Select Page

Age-Friendly Approaches – The Missing Link

The age friendly communities movement has come a long way since its 2007 inception by the World Health Organisation (WHO). However there is a significant gap – a missing link. The WHO age friendly framework focuses on the external conditions and policy processes at the exclusion of attention to the inner lived experience of people in later life. The WHO’s original guide (World Health Organisation, 2007) advocates a focus on changing “structures and services” in order to meet the needs of older people.

Whilst this is necessary, one has to question whether it is sufficient. Do we not need a more holistic approach which, as well as being driven by a sociological analysis, is also attentive to the psychological realities and characteristics of older people’s lives? Is it not time for the age friendly movement to begin to develop a more balanced ‘psychosocial approach’? How would it do this? There are three elements which could feature in the start of this journey.

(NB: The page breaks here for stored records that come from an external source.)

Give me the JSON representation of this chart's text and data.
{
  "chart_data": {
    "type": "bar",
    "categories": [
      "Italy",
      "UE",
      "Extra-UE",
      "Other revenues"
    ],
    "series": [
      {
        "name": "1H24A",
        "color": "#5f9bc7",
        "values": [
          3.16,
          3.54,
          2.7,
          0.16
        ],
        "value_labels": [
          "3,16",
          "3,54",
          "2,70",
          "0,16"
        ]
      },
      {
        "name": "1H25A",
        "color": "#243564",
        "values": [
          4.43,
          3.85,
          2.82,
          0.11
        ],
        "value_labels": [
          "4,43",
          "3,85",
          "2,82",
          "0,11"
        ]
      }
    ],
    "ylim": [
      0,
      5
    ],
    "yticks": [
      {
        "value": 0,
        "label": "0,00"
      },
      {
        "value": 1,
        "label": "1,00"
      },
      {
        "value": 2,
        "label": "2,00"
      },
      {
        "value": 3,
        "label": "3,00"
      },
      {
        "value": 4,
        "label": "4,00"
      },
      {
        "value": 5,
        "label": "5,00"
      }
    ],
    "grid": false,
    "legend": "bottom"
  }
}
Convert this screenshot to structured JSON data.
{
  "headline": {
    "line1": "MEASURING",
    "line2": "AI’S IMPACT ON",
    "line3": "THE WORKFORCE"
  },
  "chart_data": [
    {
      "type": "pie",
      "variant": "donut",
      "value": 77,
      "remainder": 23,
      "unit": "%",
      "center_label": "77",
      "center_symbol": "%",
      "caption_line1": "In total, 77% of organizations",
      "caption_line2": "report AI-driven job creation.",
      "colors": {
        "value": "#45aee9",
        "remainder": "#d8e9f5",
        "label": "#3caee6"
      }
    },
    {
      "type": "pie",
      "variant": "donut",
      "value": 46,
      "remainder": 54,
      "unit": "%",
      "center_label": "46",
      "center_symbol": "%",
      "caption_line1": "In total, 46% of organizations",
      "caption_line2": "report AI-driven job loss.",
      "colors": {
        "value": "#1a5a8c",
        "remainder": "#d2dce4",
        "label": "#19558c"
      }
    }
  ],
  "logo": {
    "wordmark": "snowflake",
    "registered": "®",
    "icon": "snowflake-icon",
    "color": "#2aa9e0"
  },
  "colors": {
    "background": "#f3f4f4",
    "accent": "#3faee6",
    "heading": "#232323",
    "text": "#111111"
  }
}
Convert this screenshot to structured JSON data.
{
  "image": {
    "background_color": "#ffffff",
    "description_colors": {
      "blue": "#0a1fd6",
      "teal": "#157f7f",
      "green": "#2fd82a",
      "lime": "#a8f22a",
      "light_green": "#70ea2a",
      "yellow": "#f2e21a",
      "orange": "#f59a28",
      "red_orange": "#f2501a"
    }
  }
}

Firstly, in order to boost older people’s inner satisfaction and quality of life, age friendly approaches could promote the simple, but well evidenced, framework – the Five Ways to Wellbeing (Aked et al., 2008). This contains five simple exhortations:

  • Connect with other people
  • Learn new things
  • Be physically active
  • Notice the world around you
  • Give to others

While not specifically developed for older people, these actions are extremely relevant to the circumstances that people face in later life. A major messaging campaign to make this wellbeing framework as well known as the ‘5 a day’ dietary framework could bring about a significant re-focusing of attention on the psychological and emotional aspects of ageing.

Secondly, the age friendly movement could do more to support initiatives to build older people’s resilience in later life. Whilst the age friendly movement is rightly committed to challenging the prevalent negative narrative about ageing, it is also important to recognise and validate the fact that later life can also be characterised by significant life events and challenges (e.g. retirement, ill health, caring responsibilities, bereavement etc), all of which can trigger older people into anxiety, depression and loneliness (Robertson, 2014).

As Bette Davies famously quipped – “Old age ain’t no place for sissies!” Supporting older people to enhance or build their resilience should therefore be an important agenda for the age friendly movement. And resilience is something which is primarily built from the ‘inside out’, rather than solely from the ‘outside in.’ In other words, resilience is a psychological and emotional phenomenon which, as the Gulbenkian Foundation’s “Transitions in Later Life” programme is showing (Calouste Gulbenkian Foundation & Centre for Ageing Better, 2017), can be strengthened through interventions which enable older people to access and benefit from a variety of humanistic psychological techniques (e.g. positive psychology, mindfulness and cognitive behavioural therapy).

Internalised ageism
Thirdly, there is a need to address the toxic effects of internalised ageism. While much attention has rightly been paid to the impact of ageist ideas on older people’s access to services and entitlements, there has been very little attention paid to how ageism can distort older people’s inner worlds.

There is a significant and growing evidence base which shows how internalised ageist attitudes negatively affect how long people live; the incidence of illness and the ability to recover from it; functional abilities such as walking speed and activities of daily living; cognitive ability and memory performance; health enhancing behaviours and the will to live; and finally, emotional wellbeing and mental health. [For an overview see (Robertson, 2017)].

Internalised ageism appears to negatively affects older people’s health and wellbeing in this way through two psychological mechanisms. Firstly, by inculcating self limiting beliefs (i.e. I can’t/shouldn’t do this at my age). Secondly, by instigating self fulfilling prophecies (i.e. loneliness is just something you can’t avoid in old age).

Unfortunately it is not enough just to promote positive images of older people as a way of combatting internalised ageing – indeed there is some evidence that promulgating overly positive images of ageing can actually make the situation worse (Fung et al., 2014). There are however a range of other possible strategies (Robertson, 2017), but few have been developed into workable interventions, and evidence of effectiveness ‘in the field’ is woefully lacking. This is therefore an area worthy of attention by the age friendly movement and its academic supporters.

A new agenda
As the age friendly communities movement moves into its next phase of development, it needs to develop an awareness of how the internal, as well as the external world affects older people’s health and well being in later life. The ‘missing link’, the psychological domain, needs to be addressed if age friendly approaches are to become truly ‘psychosocial.’